NP: Mercy Black had an unusual distribution model. How did that come about? Whose idea was it? Were you happy at how it played out?

Owen Egerton: I’m thrilled to have Mercy Black on Netflix. The surprise drop was the idea of Blumhouse and Netflix together. They held back all press, all teasers, and all publicity until the film was on the platform. I was little nervous, but it turned out great. They’ve been doing cool stuff via social media, clips, Tweets, behind-the-scenes tidbits. Reviews had been held back till the film dropped. The first one I read was the LA Times at 3 AM on the day the film came out. The headline read “Don’t Watch Mercy Black…” I gulped, devastated for a horrible moment before I noticed the rest of the headline. “…Right Before Bed” It was a great review, thank goodness. It’s been fun to see my film out in the world!
NP: And what advice do you have for those of us who, after decades of frustration, have still never seen a camera roll? Is there hope?
Owen Egerton: This may be the saddest interview I’ve ever done! It’s like second act of Les Miserables sad! And yes there is hope. But it’s true. The entertainment world can suck the life out of a writer. It’s tough to keep your head, and even tougher to keep your hope.
It’s a weird time in film. But it’s also a wild time. More and more things are being made. We have better cameras in our pockets than the one I used to make my first film. Amazing editing equipment on our laptops. And so many cinematographers, gaffers, actors, directors hungry to be a part of something.

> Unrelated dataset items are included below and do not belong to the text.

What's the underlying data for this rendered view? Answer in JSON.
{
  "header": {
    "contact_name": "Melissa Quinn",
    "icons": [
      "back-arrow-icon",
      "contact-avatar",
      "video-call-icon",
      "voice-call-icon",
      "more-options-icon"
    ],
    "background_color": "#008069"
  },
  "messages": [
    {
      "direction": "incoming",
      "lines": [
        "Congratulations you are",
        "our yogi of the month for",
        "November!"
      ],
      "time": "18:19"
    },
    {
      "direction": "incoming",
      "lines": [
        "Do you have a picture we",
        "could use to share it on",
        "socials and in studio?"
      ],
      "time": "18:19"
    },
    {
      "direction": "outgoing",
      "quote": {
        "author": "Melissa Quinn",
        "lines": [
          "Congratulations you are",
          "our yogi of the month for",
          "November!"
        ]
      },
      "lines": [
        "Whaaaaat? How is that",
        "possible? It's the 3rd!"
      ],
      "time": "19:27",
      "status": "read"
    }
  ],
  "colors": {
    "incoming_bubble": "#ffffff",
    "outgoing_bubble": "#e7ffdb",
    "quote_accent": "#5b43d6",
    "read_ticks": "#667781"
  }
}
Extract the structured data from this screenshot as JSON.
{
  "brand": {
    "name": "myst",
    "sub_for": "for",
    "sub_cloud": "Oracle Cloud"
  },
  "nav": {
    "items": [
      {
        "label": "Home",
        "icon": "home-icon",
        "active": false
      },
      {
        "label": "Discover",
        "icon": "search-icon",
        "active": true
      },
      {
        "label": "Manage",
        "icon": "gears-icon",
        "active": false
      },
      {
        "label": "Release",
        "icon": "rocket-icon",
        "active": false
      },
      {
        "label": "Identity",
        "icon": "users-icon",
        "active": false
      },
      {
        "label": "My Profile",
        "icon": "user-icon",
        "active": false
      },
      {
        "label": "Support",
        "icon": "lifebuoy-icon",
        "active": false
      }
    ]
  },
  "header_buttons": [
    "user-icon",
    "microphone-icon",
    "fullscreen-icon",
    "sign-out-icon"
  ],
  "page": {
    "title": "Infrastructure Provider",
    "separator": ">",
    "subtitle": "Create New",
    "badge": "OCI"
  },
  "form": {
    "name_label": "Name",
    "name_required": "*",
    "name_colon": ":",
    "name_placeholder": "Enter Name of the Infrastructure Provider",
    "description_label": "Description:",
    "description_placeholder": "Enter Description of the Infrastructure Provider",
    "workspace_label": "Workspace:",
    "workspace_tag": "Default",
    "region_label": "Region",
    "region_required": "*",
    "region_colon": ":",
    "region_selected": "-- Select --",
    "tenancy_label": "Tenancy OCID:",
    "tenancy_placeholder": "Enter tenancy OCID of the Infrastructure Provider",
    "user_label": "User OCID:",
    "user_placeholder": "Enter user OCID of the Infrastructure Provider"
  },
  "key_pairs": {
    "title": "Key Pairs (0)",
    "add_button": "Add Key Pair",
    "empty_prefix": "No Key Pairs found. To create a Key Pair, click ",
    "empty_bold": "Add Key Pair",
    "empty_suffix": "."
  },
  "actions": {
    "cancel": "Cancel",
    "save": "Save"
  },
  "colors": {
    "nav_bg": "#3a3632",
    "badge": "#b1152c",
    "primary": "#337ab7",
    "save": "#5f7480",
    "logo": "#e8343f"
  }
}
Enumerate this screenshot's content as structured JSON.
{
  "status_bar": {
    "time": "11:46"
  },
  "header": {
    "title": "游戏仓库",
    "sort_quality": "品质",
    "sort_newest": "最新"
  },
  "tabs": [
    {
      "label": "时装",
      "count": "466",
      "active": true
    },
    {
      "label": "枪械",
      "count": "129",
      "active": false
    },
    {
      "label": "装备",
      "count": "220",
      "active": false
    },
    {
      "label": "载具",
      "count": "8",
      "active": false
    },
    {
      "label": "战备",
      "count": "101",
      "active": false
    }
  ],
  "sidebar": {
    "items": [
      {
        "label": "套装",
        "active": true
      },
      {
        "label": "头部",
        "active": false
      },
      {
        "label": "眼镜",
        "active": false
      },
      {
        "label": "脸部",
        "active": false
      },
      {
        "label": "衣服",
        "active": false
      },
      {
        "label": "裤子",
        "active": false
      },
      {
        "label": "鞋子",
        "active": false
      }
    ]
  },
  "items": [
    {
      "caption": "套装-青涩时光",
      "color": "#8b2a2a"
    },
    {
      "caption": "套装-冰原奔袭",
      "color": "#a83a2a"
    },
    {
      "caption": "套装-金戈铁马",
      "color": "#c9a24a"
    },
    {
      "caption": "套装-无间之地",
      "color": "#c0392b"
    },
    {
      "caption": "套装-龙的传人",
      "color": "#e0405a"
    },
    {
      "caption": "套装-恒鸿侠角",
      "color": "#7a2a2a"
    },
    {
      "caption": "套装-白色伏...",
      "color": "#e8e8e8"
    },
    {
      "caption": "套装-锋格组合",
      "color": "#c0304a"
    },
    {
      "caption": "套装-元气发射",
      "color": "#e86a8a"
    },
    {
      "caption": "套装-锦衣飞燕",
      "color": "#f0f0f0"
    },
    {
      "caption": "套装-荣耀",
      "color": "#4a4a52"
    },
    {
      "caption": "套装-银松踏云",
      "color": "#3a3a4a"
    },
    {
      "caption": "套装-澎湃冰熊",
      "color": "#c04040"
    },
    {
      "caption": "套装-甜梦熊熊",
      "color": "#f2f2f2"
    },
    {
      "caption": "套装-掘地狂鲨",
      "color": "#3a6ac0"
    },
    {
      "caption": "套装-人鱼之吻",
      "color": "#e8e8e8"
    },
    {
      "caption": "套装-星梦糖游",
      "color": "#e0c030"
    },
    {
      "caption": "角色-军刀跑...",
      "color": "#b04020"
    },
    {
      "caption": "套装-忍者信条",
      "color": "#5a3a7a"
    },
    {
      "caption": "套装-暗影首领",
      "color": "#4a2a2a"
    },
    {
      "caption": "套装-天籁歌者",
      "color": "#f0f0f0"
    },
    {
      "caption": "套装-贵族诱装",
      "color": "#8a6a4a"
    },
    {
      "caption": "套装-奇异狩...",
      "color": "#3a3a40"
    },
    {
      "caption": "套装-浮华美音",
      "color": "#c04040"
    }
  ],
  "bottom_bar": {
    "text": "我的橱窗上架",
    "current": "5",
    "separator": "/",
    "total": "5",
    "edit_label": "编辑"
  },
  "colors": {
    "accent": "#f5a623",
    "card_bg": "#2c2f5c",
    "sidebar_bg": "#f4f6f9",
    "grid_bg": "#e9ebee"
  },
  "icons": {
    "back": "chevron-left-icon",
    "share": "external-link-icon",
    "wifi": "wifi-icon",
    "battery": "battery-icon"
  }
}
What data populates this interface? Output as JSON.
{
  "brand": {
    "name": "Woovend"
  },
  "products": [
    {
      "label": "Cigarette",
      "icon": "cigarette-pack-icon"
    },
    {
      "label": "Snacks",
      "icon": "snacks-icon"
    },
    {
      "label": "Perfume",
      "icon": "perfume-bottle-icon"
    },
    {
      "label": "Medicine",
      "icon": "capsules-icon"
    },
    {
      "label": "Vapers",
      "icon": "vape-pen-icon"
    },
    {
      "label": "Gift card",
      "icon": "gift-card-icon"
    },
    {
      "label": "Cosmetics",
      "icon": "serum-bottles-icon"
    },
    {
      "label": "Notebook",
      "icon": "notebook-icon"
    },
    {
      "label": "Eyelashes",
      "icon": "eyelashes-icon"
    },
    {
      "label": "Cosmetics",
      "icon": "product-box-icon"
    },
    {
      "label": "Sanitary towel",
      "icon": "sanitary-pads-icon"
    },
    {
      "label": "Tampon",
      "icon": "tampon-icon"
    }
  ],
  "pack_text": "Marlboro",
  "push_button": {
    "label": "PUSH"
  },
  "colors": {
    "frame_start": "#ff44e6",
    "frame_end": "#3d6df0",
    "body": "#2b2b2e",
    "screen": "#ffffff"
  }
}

Way back in the early 2000 my buddies Mike Akel and Chris Mass started making movies. They made CHALK, which did pretty well. They made it here in Austin with friends, and other creative film-junkies. While crowds of writers, directors, etc. huddled against the gates of Hollywood, they built a pole-vault pole and flew over the gate and smack into the theaters. No one got rich, but they made movies!